Brent W. Larkin
Class of 1986
When he retired as editorial page editor of The Plain Dealer in 2009, Cleveland Magazine wrote that Brent Larkin “will go down in history as Cleveland’s last big power-broker journalist, the last guy who single-handedly pens the town’s conventional wisdom.” Larkin is a lifelong Greater Cleveland resident. He graduated from Brush High School in 1965, and in 1969 received a degree in journalism from Ohio University. He attended Cleveland-Marshall at night, while a columnist at the Plain Dealer. Larkin joined the Cleveland Press as a reporter in 1970. A year later he began covering Cleveland city government and in 1976 was named the newspaper’s politics editor. Larkin moved to the Plain Dealer in 1981, covering politics and later writing the column for the paper’s Metro section.
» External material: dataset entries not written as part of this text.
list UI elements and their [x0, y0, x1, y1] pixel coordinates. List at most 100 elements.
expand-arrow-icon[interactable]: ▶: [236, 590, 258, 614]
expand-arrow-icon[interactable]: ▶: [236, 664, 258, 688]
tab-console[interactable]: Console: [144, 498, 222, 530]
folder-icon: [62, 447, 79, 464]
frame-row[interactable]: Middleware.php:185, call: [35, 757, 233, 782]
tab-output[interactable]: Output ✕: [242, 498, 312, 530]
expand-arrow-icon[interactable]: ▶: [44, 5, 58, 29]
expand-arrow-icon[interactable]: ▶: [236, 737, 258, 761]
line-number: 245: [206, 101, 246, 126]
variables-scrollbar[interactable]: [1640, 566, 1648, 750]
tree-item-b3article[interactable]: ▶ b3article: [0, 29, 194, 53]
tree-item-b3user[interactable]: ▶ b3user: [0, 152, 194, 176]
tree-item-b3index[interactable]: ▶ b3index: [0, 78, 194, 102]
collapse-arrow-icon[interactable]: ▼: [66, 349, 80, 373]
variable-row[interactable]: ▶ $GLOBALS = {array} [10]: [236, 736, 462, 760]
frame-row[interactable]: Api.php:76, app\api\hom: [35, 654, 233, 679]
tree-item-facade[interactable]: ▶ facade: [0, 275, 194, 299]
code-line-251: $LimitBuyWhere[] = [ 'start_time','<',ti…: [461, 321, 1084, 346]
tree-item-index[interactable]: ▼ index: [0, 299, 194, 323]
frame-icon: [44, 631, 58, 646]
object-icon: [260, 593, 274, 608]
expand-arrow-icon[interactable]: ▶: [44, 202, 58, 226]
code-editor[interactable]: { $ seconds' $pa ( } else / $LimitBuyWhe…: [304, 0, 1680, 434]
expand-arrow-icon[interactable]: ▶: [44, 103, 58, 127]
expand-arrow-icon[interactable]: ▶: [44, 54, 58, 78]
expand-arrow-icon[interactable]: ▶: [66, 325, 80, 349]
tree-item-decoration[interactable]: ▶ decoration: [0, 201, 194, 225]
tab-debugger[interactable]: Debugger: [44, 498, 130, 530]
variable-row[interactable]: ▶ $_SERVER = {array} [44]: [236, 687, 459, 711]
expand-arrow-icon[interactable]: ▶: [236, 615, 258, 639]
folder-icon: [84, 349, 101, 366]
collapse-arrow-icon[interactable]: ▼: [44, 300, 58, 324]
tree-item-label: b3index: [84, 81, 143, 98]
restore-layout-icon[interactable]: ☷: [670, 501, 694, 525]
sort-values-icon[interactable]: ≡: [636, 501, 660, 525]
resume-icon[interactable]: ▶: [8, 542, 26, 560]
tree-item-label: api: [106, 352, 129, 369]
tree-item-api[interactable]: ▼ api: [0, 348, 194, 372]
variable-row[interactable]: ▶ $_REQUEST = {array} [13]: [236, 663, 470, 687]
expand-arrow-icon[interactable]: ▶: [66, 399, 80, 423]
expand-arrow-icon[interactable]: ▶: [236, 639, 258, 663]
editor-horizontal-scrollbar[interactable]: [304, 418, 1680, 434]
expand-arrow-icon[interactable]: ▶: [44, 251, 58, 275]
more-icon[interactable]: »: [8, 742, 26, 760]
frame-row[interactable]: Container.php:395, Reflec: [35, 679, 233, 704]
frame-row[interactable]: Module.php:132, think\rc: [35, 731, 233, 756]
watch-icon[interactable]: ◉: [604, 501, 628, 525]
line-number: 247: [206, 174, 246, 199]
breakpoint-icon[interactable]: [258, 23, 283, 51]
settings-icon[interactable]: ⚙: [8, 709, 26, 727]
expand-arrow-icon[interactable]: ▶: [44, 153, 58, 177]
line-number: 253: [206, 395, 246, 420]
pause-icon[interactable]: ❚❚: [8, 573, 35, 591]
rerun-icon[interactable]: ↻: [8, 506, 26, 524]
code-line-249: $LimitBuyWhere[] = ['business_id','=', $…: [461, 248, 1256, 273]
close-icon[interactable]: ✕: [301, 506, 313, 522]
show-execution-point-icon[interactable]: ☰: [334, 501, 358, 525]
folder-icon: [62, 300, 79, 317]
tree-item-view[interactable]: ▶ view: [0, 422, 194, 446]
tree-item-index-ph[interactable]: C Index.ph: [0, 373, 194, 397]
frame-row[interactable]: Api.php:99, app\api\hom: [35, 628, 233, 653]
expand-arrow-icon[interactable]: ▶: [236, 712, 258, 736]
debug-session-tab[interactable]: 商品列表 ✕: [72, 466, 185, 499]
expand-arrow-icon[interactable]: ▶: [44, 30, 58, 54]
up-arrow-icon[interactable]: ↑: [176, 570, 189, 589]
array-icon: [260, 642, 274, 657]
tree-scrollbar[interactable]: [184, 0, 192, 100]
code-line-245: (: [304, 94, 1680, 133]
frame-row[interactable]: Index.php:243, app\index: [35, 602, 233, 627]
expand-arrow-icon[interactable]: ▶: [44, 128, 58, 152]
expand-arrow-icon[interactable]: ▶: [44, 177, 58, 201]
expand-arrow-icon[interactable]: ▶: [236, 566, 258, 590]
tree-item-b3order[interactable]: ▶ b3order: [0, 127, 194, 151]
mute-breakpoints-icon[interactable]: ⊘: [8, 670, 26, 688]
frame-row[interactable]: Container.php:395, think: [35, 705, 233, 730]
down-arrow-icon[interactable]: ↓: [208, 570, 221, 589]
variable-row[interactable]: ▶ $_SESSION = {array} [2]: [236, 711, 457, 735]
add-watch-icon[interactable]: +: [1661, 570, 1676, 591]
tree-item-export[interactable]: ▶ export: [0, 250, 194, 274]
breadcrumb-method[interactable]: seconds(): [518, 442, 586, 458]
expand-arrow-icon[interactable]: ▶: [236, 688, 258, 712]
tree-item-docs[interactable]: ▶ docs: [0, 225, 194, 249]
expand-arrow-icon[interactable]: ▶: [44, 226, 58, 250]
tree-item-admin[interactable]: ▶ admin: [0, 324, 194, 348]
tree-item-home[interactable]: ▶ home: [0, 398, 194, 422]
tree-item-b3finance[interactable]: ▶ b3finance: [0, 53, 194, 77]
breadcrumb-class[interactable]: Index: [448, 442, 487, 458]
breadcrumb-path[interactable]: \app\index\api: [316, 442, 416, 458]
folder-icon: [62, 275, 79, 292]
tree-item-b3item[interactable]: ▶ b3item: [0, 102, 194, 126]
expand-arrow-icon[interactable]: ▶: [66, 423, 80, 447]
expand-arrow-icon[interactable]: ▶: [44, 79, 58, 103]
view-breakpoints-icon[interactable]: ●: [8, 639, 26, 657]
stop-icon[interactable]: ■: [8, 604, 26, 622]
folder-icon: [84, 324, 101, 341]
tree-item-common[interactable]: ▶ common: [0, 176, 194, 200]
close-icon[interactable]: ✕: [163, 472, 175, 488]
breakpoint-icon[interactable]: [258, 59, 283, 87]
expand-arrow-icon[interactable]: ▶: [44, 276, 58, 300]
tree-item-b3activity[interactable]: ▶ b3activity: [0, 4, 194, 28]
In 1991, Larkin was named to head the Plain Dealer’s opinion pages. In 2002, he was inducted into the Cleveland Press Club Hall of Fame. Since retiring, Larkin has written a weekly column for Cleveland.com and the Plain Dealer. He and his wife, Mary Ann, live in Sagamore Hills. He has one son, Keven, a vice president of PNC Bank, and three grandchildren, William, Katherine and Emmett.